Two tips to improve the tour. First, let the punters into the dressing room and allow them to walk onto the pitch. Secondly, why can’t the guide do the pitch visit/talk at the 'home end', with its opportunities to photograph the artistic graffiti of the F – Side fans. A talk at this point about supporters input into Ajax club would enhance the tour.
Tour ends with free entry to Ajax museum. As well as an impressive collection of European Cups, the museum was memorable for the great artifacts and momentos on display. Highlights for me included a photograph of a teenage Marco Van Basten, It was reasuring to see that if I did share Van Basten’s prodigous footballing talent, at least we both had bad skin and 80s casual haircut.

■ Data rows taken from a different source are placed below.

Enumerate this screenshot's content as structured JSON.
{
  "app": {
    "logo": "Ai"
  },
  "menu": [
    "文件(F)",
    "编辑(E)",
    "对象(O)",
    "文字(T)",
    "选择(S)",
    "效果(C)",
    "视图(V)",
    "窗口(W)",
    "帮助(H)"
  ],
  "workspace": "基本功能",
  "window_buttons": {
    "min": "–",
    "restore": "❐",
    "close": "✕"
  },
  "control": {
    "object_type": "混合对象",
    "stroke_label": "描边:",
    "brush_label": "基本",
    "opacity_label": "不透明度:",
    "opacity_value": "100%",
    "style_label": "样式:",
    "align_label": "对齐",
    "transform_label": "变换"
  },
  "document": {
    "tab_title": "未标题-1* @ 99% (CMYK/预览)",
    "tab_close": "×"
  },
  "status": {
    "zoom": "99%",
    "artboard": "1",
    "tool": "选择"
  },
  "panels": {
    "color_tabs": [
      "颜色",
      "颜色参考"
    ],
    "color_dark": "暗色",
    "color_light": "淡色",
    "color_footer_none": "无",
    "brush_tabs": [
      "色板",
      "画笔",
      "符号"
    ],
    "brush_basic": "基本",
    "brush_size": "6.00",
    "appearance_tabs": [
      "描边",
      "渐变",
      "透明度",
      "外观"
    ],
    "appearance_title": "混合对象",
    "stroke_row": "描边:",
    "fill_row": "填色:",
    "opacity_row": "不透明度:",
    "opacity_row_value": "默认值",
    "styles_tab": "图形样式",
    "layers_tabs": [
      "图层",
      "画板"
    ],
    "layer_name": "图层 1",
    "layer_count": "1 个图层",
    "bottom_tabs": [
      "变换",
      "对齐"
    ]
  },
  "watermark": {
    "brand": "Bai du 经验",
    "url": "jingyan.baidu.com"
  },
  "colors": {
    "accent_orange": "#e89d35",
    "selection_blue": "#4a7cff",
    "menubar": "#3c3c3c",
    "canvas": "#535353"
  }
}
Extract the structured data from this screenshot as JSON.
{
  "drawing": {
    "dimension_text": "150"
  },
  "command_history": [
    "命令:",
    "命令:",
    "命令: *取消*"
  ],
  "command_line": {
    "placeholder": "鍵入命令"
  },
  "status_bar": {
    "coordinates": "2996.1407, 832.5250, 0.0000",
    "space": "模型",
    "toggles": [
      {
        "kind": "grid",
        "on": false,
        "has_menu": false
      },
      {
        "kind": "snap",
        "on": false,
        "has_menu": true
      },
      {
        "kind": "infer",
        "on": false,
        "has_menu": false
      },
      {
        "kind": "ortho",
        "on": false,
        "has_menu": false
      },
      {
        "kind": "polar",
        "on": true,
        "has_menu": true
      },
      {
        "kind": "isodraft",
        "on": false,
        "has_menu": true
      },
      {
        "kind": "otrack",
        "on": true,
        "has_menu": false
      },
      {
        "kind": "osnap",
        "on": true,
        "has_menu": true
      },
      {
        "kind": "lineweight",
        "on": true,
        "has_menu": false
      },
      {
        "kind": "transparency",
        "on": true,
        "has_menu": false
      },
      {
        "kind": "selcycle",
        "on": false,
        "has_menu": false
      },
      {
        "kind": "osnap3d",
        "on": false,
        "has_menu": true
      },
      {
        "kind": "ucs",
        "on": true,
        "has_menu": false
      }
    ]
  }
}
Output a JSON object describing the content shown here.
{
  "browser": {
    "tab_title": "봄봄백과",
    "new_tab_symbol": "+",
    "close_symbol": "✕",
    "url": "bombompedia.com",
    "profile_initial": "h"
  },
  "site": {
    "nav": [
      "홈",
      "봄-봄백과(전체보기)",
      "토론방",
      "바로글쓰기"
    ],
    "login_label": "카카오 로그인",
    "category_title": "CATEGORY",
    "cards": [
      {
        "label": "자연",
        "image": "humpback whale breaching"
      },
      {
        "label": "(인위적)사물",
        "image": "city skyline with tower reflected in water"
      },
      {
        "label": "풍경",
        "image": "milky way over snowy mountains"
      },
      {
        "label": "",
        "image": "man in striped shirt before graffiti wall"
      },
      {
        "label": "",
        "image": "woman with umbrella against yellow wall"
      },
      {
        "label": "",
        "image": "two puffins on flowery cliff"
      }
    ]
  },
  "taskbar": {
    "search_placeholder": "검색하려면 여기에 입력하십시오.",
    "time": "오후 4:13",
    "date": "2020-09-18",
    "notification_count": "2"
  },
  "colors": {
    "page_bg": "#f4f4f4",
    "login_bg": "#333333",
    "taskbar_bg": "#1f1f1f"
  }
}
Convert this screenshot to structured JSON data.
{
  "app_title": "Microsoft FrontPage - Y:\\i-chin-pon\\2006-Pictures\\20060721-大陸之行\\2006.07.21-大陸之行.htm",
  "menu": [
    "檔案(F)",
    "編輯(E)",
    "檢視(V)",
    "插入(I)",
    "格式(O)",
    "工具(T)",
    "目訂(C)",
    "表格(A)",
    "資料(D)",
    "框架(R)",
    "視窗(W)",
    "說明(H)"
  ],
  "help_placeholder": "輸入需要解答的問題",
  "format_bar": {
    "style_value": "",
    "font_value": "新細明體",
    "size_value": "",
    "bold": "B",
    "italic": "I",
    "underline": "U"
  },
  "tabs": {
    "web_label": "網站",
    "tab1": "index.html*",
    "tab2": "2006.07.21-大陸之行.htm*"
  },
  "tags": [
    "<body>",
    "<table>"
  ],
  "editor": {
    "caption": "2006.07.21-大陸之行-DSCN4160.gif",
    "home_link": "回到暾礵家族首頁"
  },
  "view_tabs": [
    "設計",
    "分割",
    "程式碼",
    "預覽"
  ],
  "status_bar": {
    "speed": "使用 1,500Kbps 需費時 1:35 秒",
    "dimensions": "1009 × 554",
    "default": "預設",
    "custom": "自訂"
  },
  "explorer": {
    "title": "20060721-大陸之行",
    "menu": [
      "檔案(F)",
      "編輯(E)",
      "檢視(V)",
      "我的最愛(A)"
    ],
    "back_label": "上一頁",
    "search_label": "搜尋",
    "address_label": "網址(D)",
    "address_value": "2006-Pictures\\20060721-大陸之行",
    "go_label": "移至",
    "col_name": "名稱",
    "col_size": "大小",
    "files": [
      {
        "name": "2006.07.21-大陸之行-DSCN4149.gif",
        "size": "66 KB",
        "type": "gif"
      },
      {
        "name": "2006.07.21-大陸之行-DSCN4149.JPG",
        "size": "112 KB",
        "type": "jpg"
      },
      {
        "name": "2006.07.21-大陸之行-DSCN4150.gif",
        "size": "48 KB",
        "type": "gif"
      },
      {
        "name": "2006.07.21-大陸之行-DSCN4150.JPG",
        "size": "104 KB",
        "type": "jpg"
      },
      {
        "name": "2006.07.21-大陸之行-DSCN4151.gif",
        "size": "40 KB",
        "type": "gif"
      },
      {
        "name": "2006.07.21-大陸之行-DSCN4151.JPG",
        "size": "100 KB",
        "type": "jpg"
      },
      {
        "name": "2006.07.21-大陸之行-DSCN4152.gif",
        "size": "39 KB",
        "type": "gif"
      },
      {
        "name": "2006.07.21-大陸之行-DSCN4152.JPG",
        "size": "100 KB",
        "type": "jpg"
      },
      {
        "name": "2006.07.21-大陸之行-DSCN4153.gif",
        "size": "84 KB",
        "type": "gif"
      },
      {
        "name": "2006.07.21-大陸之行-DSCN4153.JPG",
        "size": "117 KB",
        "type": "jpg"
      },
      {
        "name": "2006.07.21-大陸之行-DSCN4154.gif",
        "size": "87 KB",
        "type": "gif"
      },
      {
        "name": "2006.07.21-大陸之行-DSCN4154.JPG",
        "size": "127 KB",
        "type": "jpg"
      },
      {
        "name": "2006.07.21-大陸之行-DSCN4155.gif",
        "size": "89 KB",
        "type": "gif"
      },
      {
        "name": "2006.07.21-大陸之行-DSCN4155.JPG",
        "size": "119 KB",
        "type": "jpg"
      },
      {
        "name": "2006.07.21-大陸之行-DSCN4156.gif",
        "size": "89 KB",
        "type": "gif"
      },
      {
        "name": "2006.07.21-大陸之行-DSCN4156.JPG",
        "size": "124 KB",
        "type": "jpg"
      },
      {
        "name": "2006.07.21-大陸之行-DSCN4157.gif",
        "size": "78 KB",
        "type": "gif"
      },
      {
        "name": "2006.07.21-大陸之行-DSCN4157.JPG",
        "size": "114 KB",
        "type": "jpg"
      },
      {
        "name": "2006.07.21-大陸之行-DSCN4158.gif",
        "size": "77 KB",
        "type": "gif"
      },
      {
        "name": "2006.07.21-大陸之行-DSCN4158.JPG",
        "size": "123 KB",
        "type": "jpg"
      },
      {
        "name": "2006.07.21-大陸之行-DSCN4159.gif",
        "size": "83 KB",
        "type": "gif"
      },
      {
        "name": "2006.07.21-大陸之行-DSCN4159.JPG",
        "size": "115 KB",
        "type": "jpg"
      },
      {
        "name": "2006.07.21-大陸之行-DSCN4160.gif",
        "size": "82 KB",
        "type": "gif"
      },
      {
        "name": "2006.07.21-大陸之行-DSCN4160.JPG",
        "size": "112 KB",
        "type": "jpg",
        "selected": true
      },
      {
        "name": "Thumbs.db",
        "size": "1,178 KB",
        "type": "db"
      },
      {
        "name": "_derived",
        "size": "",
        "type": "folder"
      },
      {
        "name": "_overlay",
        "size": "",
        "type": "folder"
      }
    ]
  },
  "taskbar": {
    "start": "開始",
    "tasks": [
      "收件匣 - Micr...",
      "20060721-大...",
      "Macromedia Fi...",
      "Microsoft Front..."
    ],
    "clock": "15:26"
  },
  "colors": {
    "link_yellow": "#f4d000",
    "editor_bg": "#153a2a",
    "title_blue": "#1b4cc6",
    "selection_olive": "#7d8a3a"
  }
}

Thanks to Paul Whitaker from the Maracana Manor for the above information
Getting around Amsterdam is a compact city and is best transversed on foot. Most places that you will want to visit, apart from the stadium, can be reached within 20 minutes from any point. The city does offer a host of different types of transport, including canal boats as well as the more conventional trams, metro and buses. GVB passes are available for 24, 48 and 72 hours offering discounted travel – these can be purchased from most major hotels and the tourist office opposite Central Station.
Schiphol Amsterdam International Airport is one of the busiest in the world. It is also one of the most weather-prone, meaning that early morning flights in and out are often delayed or cancelled due to fog, which has a knock on effect throughout the day. The airport is huge and has a couple of hotels within the terminals, hundreds of shops and its own Casino. The airport is served daily from the UK by Easyjet from Belfast, Bristol, London Gatwick, London Stansted, East Midlands and Newcastle, BA fly here from London Heathrow as too do BMI. Jet2 arrive here from Manchester and Leeds Bradford, and ThomsonFly have just opened this route from Doncaster Sheffield. Finally, VLM fly here from London City.
To reach the city centre from the airport, head to the railway station under Schiphol Plaza where trains leave every 15 mins with the journey taking around 15minutes into central station. A ticket costs €3.60 return and can be bought from the yellow machines.